FIFA reinstates Iraq to international football

Sunday, March 21, 2010
FIFA president Sepp Blatter, seen here on March 3, announced World football´s governing body lifted its suspension on the Iraqi Football Association on Friday after a solution was found to a spat over alleged government interference, officials said. 

ZURICH (AFP) - World football's governing body FIFA on Friday lifted its suspension on the Iraqi Football Association after a solution was found to a spat over alleged government interference, officials said.
"Iraq is fully back as a member of FIFA," said governing body president Sepp Blatter.
The Iraqi football association (IFA) was suspended in November 2009 after police seized control of its offices and its governing board was dissolved on charges of links to executed dictator Saddam Hussein.
FIFA had called for the members of the association's Executive Committee to be reinstated.
It said Friday that the Iraqi national Olympic committee and the International Olympic Committee had helped restore the IFA's "full authority".
"In the meantime we had a lot of positive interventions of countries in Europe. Italy and France, they wanted to help Iraqi football back in," Blatter explained.
Iraqi FA statutes would also be reorganised by May 31 and voted on about two months later under the agreement, he added.
The suspension had excluded Iraqi clubs and the Asian Nations Cup winning national side from international matches and barred the country from receiving aid to rebuild football in the country.
The Iraqi government had described FIFA's suspension as unfair, arguing that the football association had been involved in corruption and that its move had been supported by local football clubs.
Football is highly popular in Iraq, boosted by the national side's victory in the 2007 Asian Nations Cup.

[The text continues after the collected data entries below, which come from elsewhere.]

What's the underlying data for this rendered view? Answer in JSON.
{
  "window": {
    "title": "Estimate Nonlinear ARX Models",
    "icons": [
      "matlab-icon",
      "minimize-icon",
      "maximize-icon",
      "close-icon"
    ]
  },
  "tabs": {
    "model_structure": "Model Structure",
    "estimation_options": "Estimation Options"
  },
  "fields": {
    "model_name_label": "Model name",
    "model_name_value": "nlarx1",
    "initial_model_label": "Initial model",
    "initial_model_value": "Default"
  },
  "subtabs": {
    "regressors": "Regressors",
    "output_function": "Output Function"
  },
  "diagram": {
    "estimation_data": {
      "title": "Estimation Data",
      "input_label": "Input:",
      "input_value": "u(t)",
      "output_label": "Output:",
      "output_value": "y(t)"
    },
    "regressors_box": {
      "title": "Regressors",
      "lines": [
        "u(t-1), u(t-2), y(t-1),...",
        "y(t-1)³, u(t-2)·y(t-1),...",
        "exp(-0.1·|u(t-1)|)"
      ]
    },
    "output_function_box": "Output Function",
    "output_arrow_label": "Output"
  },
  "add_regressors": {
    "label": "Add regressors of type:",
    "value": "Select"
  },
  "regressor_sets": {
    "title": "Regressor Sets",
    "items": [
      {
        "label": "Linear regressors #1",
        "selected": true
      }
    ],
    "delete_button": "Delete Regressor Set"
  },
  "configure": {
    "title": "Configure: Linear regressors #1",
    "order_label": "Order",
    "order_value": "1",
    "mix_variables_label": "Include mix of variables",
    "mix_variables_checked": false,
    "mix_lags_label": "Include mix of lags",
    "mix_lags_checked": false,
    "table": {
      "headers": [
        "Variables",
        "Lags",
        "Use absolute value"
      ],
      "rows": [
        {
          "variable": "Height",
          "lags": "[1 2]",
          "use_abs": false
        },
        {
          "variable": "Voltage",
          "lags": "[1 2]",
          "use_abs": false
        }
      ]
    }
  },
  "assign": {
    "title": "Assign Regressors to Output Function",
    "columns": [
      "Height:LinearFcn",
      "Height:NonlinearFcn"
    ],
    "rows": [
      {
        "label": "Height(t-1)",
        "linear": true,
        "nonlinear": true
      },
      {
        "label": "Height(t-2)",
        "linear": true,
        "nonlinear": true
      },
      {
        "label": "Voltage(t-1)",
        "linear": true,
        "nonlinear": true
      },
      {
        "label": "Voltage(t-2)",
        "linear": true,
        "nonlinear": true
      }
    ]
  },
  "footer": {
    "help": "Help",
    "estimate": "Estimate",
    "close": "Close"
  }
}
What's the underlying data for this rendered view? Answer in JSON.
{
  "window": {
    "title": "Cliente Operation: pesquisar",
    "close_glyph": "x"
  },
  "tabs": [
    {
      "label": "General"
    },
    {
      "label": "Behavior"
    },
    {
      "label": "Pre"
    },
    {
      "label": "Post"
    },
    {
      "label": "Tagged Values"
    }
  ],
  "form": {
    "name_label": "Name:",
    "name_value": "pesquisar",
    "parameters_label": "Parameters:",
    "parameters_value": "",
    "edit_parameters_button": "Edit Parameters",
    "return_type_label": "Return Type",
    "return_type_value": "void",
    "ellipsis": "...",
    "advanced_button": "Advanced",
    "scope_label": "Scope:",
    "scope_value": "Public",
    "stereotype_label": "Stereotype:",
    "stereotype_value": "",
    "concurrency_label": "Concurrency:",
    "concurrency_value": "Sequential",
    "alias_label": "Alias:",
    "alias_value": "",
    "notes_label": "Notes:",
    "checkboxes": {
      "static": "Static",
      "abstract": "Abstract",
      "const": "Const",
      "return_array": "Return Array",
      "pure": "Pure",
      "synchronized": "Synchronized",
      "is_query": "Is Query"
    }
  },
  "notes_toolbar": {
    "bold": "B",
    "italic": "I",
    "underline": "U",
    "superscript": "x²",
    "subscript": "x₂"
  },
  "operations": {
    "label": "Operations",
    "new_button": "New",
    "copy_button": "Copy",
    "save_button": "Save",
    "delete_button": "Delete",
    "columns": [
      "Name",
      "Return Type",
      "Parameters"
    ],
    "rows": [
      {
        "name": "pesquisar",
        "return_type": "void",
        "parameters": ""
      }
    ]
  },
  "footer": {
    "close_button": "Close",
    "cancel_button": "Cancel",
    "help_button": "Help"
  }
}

FIFA had repeatedly expressed concern about political interference in the sport in Iraq in the run up to the suspension, as the football association was caught in the power struggle between different factions.
Iraq had already been briefly sidelined from international football in May 2008, after the government dissolved the national Olympic Committee.
After the overthrow of Saddam Hussein in the 2003 US-led invasion, Iraq's new mainly Shiite leadership had taken control of the Olympic Committee and all other sports federations.
Iraqi football was headed by Saddam's elder son, Uday, during the previous regime.